Ils sont donc là, exactement là, au mètre près, la technologie ayant confirmé l’intuition humaine. A mi-flanc de la colline de Craonne, 20 mètres sous cette lourde terre de l’Aisne, recouverts d’un épais linceul de calcaire et de sable, attendent quelque 250 corps de soldats allemands, emmurés dans un tunnel il y a un siècle. La position et l’existence même de ce souterrain ont longtemps été un mystère. Une énigme enfin résolue dans des conditions assez peu orthodoxes, qui sont une histoire dans l’histoire.
En contrebas de cette butte, il ne reste rien de l’ancien village de Craonne, arasé pierre à pierre en mai 1917, les maisons enfoncées dans la terre par les volées d’obus comme des clous sous les coups du marteau. Dans ce qui est devenu une épaisse forêt, parée de ses couleurs automnales, il faut un effort d’imagination et des photos d’époque pour reconstituer les pentes pelées, plantées de sinistres bâtons calcinés qui avaient été des troncs d’arbre. Pour deviner, aux ondoiements du sol dans les épais taillis, le décor lunaire, semé de cratères de bombes. Pour renifler au lieu des senteurs de végétation, celles de la poudre, de l’acier en fusion et des corps en décomposition. Au silence, seulement perturbé par le crissement des feuilles mortes, il faut arracher le fracas des explosions et les appels à l’aide des blessés.

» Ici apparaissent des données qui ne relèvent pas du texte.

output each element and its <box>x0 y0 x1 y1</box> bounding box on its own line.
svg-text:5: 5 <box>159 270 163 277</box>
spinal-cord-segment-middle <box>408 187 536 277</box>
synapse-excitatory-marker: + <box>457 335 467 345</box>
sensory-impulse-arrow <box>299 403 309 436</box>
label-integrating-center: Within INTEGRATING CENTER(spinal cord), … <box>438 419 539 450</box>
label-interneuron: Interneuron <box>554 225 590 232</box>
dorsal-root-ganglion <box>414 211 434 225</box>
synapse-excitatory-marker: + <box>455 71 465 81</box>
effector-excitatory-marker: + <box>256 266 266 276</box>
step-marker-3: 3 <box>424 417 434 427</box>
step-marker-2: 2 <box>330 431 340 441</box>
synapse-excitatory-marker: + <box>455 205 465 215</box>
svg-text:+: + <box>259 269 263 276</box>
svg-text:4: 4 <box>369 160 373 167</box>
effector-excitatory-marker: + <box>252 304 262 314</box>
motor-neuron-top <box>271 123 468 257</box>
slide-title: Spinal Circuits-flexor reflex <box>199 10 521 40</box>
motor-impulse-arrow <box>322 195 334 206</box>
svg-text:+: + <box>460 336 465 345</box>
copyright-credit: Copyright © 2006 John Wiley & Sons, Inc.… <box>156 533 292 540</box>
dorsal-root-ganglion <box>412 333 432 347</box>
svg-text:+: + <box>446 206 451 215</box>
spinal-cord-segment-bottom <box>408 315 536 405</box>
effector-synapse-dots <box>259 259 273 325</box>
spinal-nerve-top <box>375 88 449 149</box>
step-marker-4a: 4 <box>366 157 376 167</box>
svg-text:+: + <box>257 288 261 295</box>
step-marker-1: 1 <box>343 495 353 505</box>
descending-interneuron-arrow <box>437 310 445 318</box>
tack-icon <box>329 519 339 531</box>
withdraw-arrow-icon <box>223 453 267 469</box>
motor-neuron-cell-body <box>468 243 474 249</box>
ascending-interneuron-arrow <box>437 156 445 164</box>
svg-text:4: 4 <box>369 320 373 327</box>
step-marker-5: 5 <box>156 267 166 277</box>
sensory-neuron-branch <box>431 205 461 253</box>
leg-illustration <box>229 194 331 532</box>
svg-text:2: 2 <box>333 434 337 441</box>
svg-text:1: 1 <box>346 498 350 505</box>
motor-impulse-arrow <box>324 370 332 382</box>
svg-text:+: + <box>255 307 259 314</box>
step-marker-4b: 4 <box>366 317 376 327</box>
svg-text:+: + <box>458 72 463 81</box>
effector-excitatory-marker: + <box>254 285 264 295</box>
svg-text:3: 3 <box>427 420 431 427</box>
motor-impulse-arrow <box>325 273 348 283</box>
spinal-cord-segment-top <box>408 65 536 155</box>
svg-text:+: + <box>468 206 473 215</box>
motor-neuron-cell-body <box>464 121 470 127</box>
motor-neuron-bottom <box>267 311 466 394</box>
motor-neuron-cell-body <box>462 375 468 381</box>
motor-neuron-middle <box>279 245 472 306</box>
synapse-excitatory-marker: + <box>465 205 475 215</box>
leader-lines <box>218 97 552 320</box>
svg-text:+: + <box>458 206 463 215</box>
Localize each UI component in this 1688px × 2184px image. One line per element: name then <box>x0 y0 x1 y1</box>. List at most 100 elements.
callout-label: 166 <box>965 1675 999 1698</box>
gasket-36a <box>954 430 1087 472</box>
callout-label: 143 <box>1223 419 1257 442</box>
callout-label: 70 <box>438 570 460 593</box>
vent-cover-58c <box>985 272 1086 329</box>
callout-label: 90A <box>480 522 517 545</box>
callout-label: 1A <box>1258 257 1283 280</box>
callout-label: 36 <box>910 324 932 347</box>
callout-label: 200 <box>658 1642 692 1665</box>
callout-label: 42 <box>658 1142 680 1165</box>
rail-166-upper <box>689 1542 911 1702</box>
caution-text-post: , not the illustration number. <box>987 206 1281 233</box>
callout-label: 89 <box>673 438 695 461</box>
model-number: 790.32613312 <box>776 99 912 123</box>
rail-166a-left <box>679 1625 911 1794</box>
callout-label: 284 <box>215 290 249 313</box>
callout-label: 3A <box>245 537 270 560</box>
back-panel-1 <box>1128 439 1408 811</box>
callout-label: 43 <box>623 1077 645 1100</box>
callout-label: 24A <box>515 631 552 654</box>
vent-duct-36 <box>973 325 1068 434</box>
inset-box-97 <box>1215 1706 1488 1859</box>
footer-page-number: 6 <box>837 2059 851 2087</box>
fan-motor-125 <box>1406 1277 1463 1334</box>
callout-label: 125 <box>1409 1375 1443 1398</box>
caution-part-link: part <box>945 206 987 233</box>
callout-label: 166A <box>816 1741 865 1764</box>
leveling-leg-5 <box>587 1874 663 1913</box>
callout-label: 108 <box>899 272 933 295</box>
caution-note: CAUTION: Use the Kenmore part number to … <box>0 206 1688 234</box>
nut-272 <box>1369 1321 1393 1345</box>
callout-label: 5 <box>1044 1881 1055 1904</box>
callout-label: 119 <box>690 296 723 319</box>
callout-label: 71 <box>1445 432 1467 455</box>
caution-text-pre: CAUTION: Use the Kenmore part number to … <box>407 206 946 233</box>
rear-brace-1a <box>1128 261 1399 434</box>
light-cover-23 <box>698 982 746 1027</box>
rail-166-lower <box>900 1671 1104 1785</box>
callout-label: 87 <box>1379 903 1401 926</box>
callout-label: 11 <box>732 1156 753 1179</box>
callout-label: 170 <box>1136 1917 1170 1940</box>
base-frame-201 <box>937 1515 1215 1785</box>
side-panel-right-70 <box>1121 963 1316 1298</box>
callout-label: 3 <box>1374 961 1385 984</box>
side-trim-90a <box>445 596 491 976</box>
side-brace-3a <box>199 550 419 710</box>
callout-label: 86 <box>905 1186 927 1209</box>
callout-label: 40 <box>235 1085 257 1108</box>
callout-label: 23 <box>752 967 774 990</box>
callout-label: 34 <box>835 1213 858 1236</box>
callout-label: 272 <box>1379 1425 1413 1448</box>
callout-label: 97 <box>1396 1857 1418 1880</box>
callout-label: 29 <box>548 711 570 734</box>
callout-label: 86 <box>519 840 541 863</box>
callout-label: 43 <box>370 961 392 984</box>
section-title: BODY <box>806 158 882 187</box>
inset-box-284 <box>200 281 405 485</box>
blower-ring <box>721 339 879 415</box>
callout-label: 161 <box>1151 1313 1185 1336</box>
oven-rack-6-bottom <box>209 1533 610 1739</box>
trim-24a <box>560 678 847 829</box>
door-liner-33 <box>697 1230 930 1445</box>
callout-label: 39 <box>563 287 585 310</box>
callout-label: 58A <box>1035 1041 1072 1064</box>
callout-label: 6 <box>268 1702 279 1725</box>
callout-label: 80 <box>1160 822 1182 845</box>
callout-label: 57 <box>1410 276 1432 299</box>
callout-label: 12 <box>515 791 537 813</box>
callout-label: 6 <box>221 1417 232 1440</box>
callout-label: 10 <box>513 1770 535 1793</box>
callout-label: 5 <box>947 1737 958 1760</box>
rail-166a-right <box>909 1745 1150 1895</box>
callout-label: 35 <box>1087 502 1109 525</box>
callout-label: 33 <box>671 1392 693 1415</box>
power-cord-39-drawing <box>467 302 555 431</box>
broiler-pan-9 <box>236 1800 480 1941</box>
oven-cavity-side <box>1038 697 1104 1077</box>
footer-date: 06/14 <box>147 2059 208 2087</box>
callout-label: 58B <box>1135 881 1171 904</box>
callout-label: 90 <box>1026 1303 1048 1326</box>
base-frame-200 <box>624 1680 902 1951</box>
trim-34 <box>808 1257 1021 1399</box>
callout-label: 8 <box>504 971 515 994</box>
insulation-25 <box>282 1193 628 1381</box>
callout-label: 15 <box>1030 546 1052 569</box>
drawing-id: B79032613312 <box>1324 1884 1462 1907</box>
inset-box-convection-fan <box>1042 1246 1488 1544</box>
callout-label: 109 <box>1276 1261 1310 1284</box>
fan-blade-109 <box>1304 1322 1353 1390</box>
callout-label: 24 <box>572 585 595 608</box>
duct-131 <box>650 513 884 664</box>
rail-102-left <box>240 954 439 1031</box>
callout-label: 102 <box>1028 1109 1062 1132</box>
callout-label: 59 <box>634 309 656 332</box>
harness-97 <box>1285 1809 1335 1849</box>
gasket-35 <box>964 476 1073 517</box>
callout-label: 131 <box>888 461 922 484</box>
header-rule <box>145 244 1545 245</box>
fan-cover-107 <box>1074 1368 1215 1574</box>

Ici, sur ce que les habitants appelaient avant la Grande Guerre le « plateau de Californie » et que les soldats allemands rebaptisèrent le « Winterberg » en y creusant leurs défenses, les vagues d’assaut françaises se sont fait hacher par les mitrailleuses ennemies au printemps 1917. Ce carnage fera naître un profond désespoir, qu’un poilu anonyme mettra en rimes dans la célèbre Chanson de Craonne.
« C’est à Craonne sur le plateau/
Qu’on doit laisser sa peau/
Car nous sommes tous des condamnés/
C’est nous les sacrifiés »
D’un tunnel à l’autre
Le calvaire de ces sacrifiés, de tous ces condamnés, Alain Malinowski, 63 ans, en a fait une dévorante passion. Conducteur de métro à Paris, il passait ses heures creuses dans les archives militaires du château de Vincennes depuis le début des années 1980. Là, il se plongeait avec rage dans les cartons gorgés de douleur et d’héroïsme, lisant et relisant, photocopiant à la chaîne, ces documents emplis de peine et de poussière.
Dans les quatre années de la Grande Guerre, Alain Malinowski s’intéressait plus particulièrement à l’offensive du Chemin des Dames, lancée le 16 avril 1917. Sans doute parce que cette boucherie, ordonnée par le général Nivelle et poursuivie jusqu’en juin avec une obstination criminelle, cette tuerie qui a emporté autant de Français que d’Allemands, dans une comptabilité que les historiens peinent encore à mesurer (officiellement, 200 000 hommes de chaque côté), porte en elle la quintessence et l’abîme de cette guerre, tissée de grandeur et d’absurdité.